With a potentially hefty compensation bill to pay should they dispense with the Italian, and viable alternatives extremely thin on the ground once Roy Hodgson agreed to succeed Rafael Benitez at Liverpool, English football's power-brokers knew that retaining Capello was an obvious move, just over four weeks after they agreed a new contract that runs until after Euro 2012.
It might not sit easily with some, including former skipper Alan Shearer, who called for Capello to be axed in the wake of that devastating 4-1 defeat in Bloemfontein, but Richards insists the right decision has been made.
“After fully discussing our performance we remain convinced that Fabio is the best man for the job,” he said.
“We are all still extremely disappointed at our performance in South Africa but he went into the World Cup with a reputation as one of world football's finest managers and we are confident Fabio will benefit from his first international tournament experience.
“Undoubtedly this will make us all stronger for the Euro 2012 campaign.”

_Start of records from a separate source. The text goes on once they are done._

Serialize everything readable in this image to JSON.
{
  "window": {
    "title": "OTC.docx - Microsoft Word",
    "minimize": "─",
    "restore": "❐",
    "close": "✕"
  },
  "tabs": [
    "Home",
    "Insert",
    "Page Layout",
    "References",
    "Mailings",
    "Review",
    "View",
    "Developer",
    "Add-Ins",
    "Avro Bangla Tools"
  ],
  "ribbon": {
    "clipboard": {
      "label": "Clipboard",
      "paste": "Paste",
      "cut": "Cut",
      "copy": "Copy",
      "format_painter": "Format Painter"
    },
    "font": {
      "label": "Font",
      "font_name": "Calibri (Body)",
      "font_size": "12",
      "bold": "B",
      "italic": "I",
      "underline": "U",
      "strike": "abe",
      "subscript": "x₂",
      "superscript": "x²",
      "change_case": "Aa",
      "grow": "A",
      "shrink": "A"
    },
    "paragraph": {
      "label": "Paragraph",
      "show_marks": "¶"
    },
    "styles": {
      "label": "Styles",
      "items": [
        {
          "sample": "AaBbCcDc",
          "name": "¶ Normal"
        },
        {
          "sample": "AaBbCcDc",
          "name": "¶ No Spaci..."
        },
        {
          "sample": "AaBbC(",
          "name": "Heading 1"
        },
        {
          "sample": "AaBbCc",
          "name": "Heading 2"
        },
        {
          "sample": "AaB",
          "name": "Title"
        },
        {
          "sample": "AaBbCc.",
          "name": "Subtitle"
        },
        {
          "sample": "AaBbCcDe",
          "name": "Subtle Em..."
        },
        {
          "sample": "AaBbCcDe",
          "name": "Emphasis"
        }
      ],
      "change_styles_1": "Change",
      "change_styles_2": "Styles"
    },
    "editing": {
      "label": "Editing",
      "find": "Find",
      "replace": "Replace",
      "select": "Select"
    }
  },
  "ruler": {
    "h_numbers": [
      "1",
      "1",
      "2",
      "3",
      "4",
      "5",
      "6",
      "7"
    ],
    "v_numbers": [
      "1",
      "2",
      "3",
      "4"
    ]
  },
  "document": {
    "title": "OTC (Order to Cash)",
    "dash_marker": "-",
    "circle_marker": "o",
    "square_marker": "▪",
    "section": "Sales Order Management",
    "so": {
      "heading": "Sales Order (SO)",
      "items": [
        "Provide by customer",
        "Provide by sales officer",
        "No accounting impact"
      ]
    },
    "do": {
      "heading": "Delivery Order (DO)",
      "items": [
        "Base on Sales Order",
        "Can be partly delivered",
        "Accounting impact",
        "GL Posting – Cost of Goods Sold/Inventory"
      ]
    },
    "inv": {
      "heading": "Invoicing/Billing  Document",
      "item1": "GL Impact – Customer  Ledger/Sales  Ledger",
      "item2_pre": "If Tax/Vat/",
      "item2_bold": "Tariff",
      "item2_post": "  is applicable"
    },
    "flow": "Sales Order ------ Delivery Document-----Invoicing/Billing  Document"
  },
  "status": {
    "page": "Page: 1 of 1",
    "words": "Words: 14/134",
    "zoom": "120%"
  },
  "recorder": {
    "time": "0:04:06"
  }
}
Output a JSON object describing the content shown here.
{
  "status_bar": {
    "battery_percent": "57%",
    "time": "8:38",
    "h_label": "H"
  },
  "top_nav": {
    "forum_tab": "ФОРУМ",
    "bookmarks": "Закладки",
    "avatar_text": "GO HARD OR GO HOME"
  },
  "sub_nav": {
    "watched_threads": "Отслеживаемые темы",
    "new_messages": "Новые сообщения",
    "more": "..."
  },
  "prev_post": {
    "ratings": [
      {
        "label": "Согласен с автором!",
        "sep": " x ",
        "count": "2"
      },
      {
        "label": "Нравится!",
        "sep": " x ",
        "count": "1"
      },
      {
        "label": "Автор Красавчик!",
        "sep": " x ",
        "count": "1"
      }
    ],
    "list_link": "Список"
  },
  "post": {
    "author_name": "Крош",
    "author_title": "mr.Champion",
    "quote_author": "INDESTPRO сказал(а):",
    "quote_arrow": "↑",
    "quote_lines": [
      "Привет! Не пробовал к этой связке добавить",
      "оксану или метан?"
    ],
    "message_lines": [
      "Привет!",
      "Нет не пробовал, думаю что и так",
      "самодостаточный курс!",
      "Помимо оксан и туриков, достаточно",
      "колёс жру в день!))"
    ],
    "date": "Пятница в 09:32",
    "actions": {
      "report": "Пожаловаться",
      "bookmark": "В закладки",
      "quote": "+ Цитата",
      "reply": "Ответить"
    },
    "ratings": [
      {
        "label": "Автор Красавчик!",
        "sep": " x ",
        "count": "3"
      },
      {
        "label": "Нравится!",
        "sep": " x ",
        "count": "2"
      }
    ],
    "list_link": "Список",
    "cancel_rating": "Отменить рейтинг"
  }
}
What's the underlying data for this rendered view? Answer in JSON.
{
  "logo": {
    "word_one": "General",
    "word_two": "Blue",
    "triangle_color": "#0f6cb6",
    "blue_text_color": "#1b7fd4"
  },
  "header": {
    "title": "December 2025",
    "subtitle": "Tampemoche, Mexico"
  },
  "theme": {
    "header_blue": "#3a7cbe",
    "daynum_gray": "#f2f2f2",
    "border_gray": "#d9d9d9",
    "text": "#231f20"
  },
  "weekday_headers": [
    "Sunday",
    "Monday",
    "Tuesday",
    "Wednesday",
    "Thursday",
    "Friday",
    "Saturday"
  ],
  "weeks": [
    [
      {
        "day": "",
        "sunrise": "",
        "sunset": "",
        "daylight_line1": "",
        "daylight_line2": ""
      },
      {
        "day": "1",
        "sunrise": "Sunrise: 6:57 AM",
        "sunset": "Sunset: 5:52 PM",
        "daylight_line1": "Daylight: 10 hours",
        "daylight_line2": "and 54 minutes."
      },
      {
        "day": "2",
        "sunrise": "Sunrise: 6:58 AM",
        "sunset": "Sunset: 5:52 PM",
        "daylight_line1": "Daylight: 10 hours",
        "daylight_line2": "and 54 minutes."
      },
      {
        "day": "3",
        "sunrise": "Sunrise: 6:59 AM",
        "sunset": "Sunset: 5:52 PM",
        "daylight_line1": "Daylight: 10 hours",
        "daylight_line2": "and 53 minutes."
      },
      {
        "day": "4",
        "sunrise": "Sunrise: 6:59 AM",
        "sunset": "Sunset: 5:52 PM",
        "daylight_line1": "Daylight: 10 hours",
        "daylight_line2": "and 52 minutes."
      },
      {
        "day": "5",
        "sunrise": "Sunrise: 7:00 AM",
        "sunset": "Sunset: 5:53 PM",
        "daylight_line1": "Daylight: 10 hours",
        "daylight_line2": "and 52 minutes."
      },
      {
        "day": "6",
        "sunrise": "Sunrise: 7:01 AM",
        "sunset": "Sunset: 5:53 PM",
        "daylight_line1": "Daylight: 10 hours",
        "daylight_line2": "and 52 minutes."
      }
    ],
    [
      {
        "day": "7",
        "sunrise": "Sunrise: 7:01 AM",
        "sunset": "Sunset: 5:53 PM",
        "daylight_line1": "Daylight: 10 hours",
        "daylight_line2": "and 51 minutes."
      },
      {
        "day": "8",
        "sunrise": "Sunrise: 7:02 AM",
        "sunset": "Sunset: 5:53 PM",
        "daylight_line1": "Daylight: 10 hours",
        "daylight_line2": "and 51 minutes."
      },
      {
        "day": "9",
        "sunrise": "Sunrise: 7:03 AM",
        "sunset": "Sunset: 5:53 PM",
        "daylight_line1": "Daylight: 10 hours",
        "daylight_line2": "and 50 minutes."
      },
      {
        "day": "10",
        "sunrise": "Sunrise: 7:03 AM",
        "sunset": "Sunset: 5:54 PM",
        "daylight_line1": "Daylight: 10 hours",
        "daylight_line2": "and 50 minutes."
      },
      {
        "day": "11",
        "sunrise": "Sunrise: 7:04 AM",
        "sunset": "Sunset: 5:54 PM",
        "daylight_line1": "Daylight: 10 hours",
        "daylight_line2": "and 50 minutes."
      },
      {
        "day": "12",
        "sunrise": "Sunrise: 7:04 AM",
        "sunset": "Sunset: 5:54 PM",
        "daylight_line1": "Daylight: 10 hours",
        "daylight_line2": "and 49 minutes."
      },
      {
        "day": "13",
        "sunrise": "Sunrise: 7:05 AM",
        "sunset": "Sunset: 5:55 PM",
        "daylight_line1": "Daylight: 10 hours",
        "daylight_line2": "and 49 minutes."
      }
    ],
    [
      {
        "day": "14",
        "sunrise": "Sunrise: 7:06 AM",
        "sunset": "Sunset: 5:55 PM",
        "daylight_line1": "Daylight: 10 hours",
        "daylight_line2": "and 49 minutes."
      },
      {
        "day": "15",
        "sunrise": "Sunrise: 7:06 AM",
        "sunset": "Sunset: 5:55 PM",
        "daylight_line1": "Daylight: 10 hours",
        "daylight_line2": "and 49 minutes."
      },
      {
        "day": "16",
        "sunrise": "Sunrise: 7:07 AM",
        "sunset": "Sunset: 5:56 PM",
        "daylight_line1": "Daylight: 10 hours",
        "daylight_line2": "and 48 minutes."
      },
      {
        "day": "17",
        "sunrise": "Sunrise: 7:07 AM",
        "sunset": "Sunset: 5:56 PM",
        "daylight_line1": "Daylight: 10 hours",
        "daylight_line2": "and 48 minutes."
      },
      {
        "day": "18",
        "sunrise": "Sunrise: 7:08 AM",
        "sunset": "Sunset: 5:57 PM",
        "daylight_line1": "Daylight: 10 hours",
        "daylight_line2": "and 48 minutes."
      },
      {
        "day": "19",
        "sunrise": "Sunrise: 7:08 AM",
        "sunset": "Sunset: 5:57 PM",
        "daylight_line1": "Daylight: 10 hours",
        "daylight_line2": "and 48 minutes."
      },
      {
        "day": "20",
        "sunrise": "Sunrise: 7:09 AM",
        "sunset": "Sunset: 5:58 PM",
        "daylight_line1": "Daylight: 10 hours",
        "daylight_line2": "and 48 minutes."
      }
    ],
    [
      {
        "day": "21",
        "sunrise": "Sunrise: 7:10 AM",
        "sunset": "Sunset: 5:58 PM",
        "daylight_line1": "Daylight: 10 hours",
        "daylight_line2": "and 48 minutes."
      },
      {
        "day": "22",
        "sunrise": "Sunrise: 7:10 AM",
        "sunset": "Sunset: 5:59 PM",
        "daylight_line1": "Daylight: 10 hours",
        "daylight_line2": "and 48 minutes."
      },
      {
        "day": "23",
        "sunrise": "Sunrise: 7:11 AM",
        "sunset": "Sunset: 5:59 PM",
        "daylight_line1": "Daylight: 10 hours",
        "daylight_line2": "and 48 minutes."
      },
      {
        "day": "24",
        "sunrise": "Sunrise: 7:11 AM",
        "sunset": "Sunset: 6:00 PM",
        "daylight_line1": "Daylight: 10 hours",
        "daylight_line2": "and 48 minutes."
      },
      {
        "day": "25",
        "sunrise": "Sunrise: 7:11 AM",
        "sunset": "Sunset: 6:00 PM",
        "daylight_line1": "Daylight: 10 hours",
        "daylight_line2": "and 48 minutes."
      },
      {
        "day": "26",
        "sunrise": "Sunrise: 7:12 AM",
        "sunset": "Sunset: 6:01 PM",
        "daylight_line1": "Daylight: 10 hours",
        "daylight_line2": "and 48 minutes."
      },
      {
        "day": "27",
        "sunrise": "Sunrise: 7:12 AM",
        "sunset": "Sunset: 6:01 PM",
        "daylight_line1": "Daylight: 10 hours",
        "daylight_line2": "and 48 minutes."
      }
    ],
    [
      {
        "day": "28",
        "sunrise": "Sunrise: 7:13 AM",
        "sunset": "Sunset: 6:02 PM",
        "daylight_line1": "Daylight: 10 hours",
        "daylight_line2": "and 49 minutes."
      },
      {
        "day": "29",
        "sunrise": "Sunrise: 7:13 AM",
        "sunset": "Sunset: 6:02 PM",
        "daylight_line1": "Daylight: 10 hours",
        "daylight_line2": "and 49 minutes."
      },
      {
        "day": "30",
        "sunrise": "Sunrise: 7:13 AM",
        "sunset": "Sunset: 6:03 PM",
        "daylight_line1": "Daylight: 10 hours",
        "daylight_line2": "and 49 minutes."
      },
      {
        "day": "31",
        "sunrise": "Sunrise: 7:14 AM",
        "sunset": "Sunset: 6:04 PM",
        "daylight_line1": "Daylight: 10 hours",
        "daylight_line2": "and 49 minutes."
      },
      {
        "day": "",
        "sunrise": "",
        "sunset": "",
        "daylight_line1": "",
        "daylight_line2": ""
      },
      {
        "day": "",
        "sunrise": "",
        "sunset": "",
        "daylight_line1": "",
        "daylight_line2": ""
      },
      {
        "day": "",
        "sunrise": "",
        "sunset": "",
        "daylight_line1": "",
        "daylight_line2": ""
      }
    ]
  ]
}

The contract issue is bound to be raised in coming days as an example of Richards' folly, given he was one of the men who agreed to removing the break clause in Capello's contract, which could now have been activated.
However, sources within the FA have indicated the matter was not as clear-cut as Capello just being ushered out of the door for nothing, and compensation approaching £6million would still have had to be paid even if it had remained to be activated.
Nevertheless, it was a complication which, coupled with the lack of obvious alternatives if Harry Redknapp was discounted, means the correct conclusion has been reached, albeit with some caveats.
Senior figures within the FA have already suggested Capello
will be urged to introduce new blood for the Euro 2012 campaign, which starts against Bulgaria at Wembley on September 3.
New faces could be introduced for the friendly with Hungary which precedes it, on August 11, with some established men now at risk given the so-called 'golden generation' has so obviously failed to deliver and been largely ridiculed by the rivals that remained in South Africa, with Germany skipper Philip Lahm claiming the Three Lions are not regarded as a big team any longer.
Manchester City winger Adam Johnson can expect a call-up after
making Capello's provisional squad for South Africa.
The same is also true of Theo Walcott, while Arsenal team-mate Kieran Gibbs will probably be installed as back-up left-back to Ashley Cole.
A third Gunner, Jack Wilshere, is also on Capello's radar, along with Gabriel Agbonlahor and Joe Hart, who did make England's World Cup squad but was not called upon to play a game in the tournament.
There is almost certain to be a call-up too for Fulham striker Bobby Zamora, although by putting the 30-year-old forward into his list of young players, Capello merely showed just how desperate the situation is.
Still, having reached the World Cup with nine wins from 10 games, Capello has proved himself capable of steering the Three Lions through a qualifying campaign — and will be expected to do the same again.
“I am more determined than ever to succeed with the England team,” he said.
“Sir Dave Richards has called me to tell me everyone at the FA wants me to continue.
“I explained it is very important we use the disappointment as a motivation in the future.
“I can assure the fans I am now fully focused on our European qualifying fixtures, starting with the friendly against Hungary in August.
“We will look to introduce new players to give the team new energy and I will use all my experience to take England forward.
“I am extremely proud to be the England manager, it means so much to me and I am determined to succeed.”